STJ mantém condenação de usinas e prevê indenização a pescadores.

A 3ª Turma do STJ seguiu voto da relatora, ministra Daniela Teixeira, e negou recurso das hidrelétricas Jirau e Santo Antônio

03/03/2026 15:15
Reprodução
Imagem colorida, Superior Tribunal de Justiça (STJ) - Metrópoles

A 3ª Turma do Superior Tribunal de Justiça (STJ) negou recurso das hidrelétricas Jirau e Santo Antônio e manteve condenação ao pagamento de indenizações a pescadores do Rio Madeira (RO), atingidos pela redução da atividade pesqueira após a instalação das hidrelétricas.

Os ministros do colegiado acompanharam o voto da relatora do caso, ministra Daniela Teixeira, e consideraram que “a ocorrência do dano ambiental e a identificação do responsável pela sua ocorrência, a ele compete a integral reparação de todos os prejuízos sofridos individualmente ou coletivamente”.

A estimativa é que a indenização a todos os pescadores prejudicados em suas atividades alcance a cifra de R$ 2 bilhões.
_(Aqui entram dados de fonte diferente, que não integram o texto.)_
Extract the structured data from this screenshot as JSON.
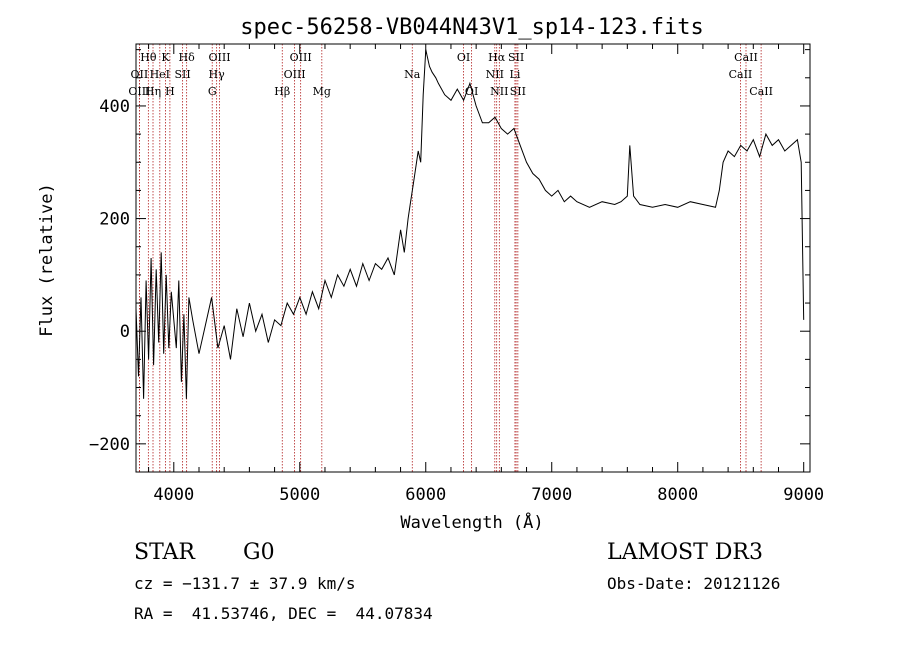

O julgamento foi concluído nesta terça-feira (3/3), quando o ministro Moura Ribeiro, no voto-vista, acompanhou integralmente Daniela Teixeira.

“Há prova pericial de que foi atingido o objetivo do esclarecimento. As críticas foram afastadas, pois ficou demonstrada a redução do número de peixes na área atingida pela represa. Acompanho a relatora“, disse o ministro, que firmou placar de 3 a 2 contra recurso das hidrelétricas.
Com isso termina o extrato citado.